It is, of course, possible that we're all being mugged by the retailers and supermarkets. In the absence of sufficient market competition that's actually what we'd expect in fact, for capitalists are greedy for profit. That's why we like markets. It's also possible that the retailing business has intensive competition meaning that vast pressure is being put upon those suppliers and retailers to deliver the lowest possible prices to us, the consumers. Either story is possible but it's really most unlikely that both are true. So, well done to The Guardian here:
The competition regulator is to scrutinise allegations that UK supermarkets have duped shoppers out of hundreds of millions of pounds through misleading pricing tactics.
Which? has lodged the first ever super-complaint against the grocery sector after compiling a dossier of “dodgy multi-buys, shrinking products and baffling sales offers” and sending it to the Competition and Markets Authority.

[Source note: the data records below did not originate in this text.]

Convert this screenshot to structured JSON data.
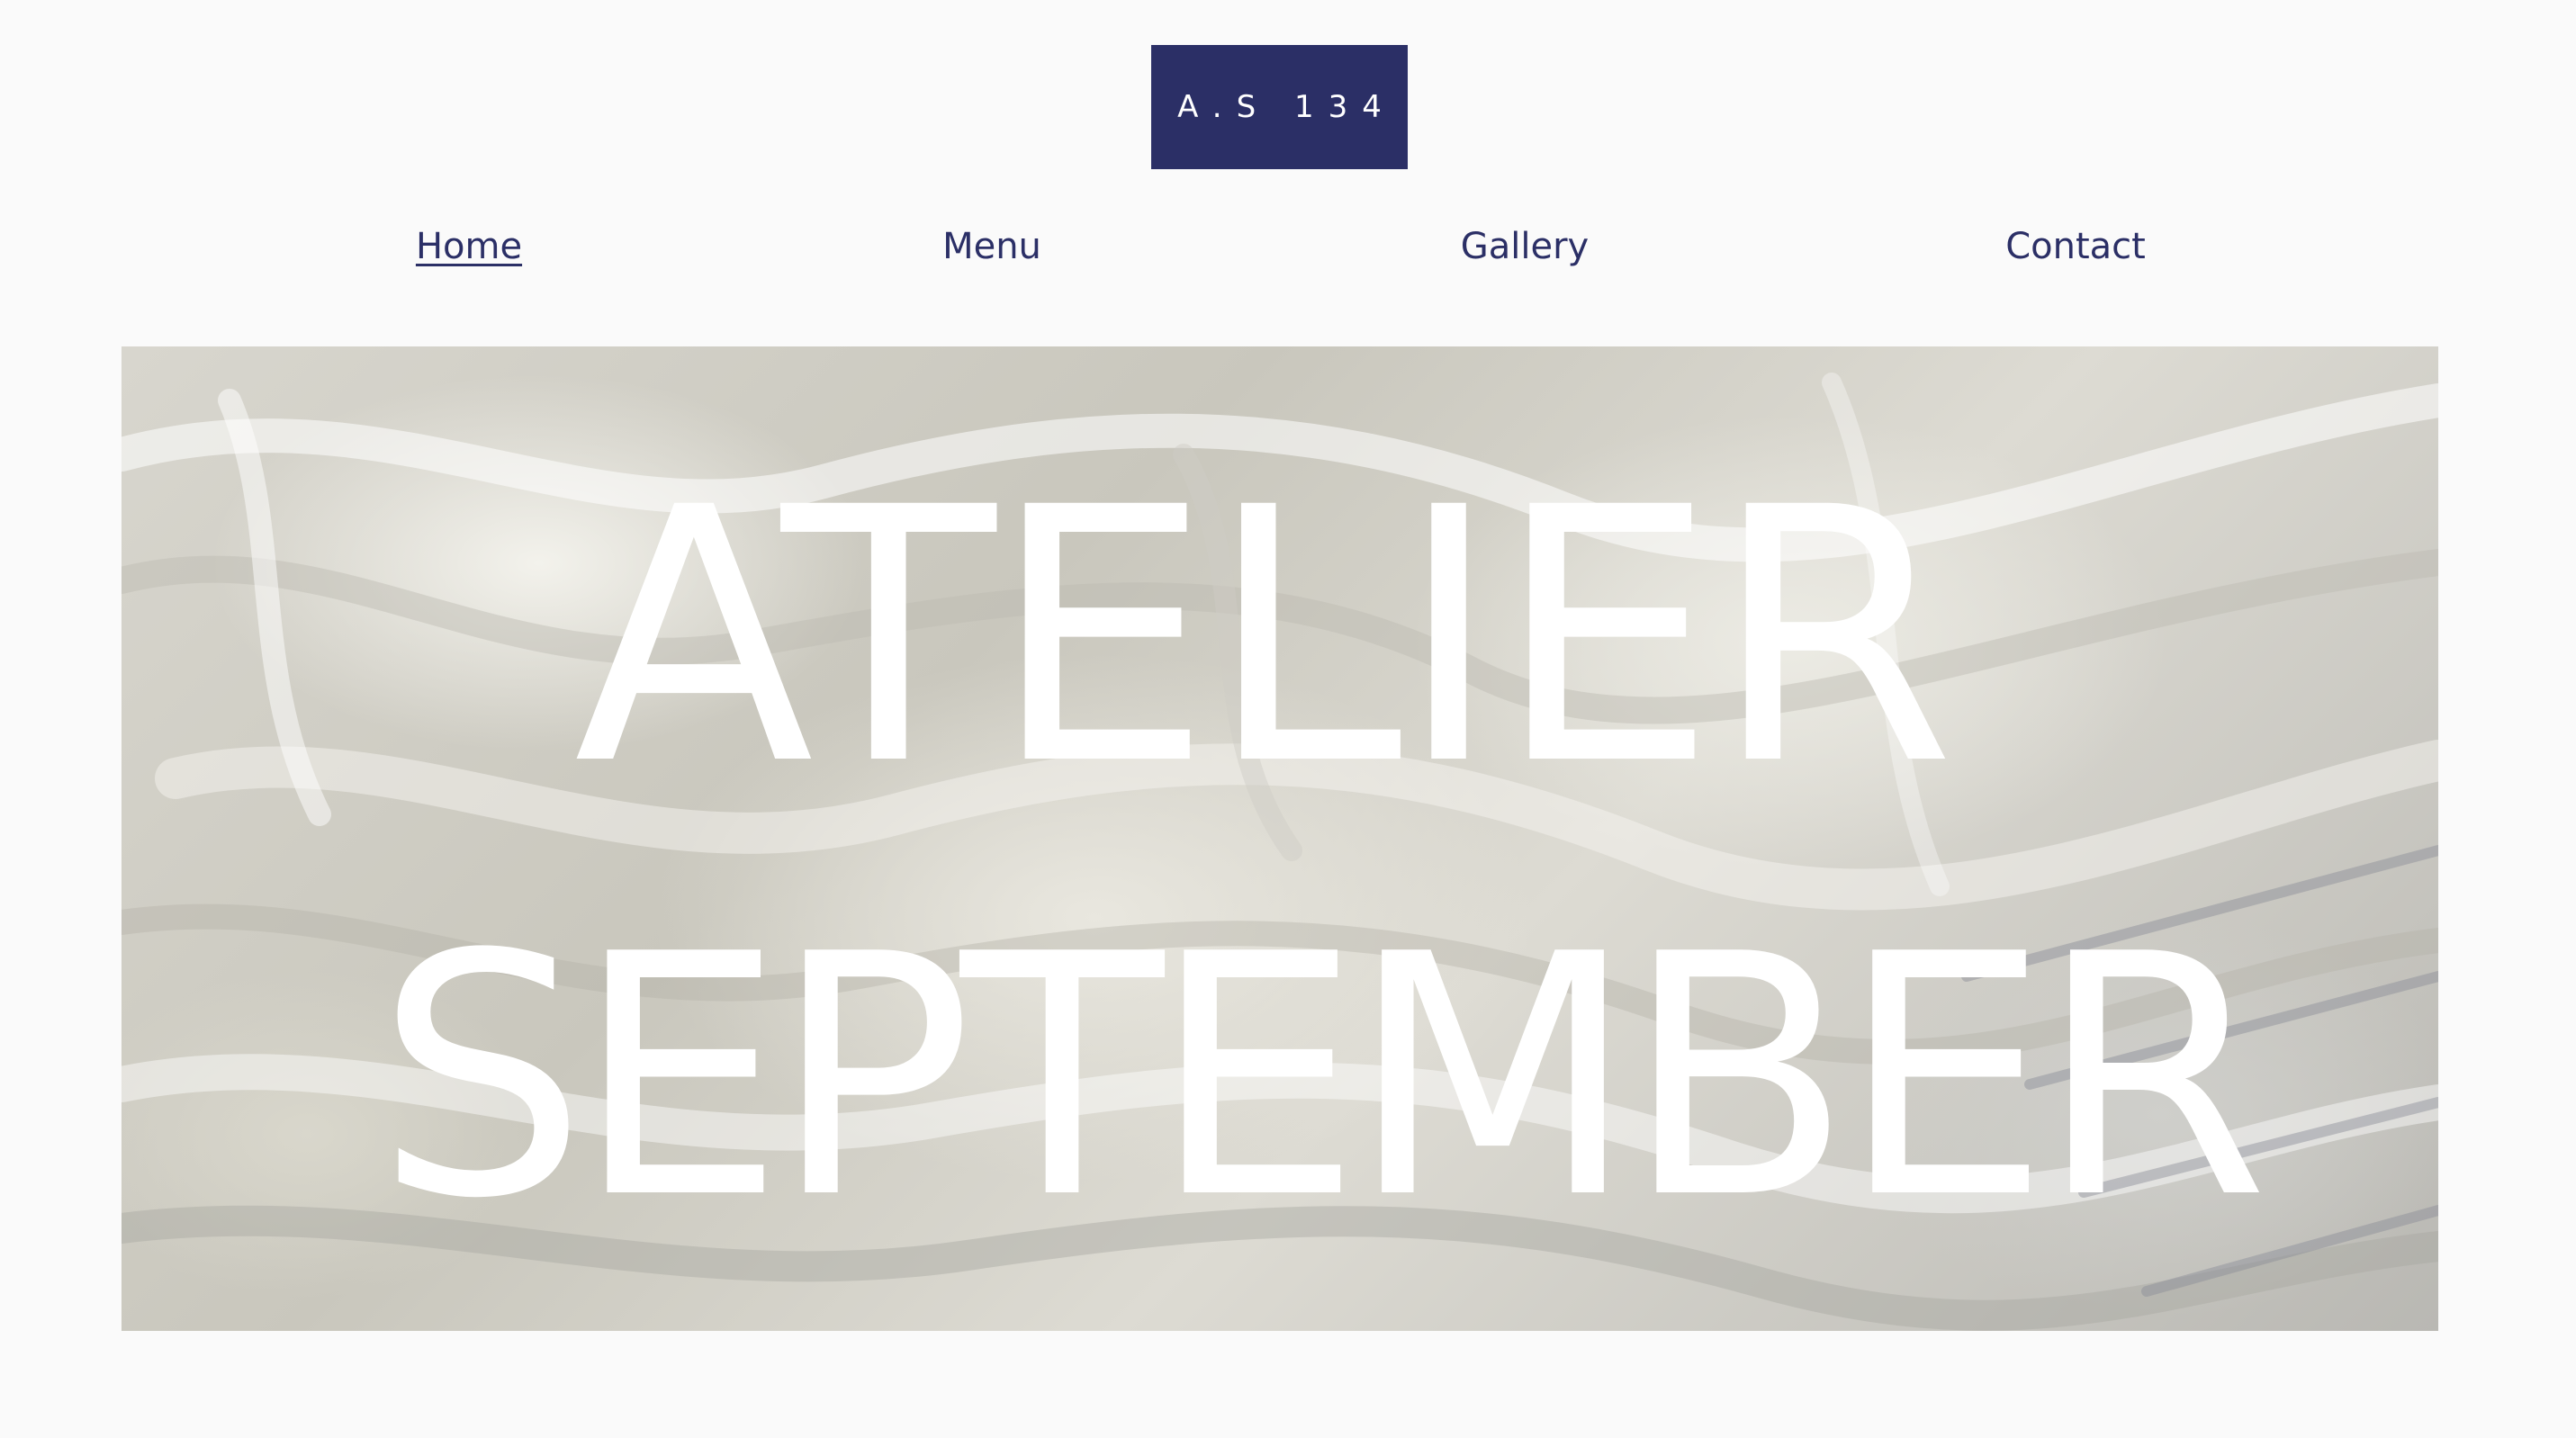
{
  "header": {
    "logo_text": "A.S 134"
  },
  "nav": {
    "items": [
      {
        "label": "Home",
        "active": true
      },
      {
        "label": "Menu",
        "active": false
      },
      {
        "label": "Gallery",
        "active": false
      },
      {
        "label": "Contact",
        "active": false
      }
    ]
  },
  "hero": {
    "line1": "ATELIER",
    "line2": "SEPTEMBER"
  },
  "colors": {
    "brand": "#2b2f66",
    "background": "#fafafa",
    "hero_text": "#ffffff"
  }
}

That's a version of the first story. That there's insufficient competition, we cannot take our trade elsewhere and so we're being rooked by the capitalists.
Meanwhile, new research suggests that more than 1,400 suppliers to Britain’s supermarkets are facing collapse as the cut-throat price war takes its toll on the industry.
The number of food and beverage makers in significant financial distress has nearly doubled to 1,414 in the last year, according to insolvency practitioner Begbies Traynor.
That's a version of the second story, that there's intensive competition to the benefit of us consumers. And it is entirely contradictory to the tale of the first story.
We really cannot have both happening in he same market at the same time. But according to The Guardian we do because both examples are from the same article. Without their being able to connect the dots between the two that show that one or other of the stories must be wrong.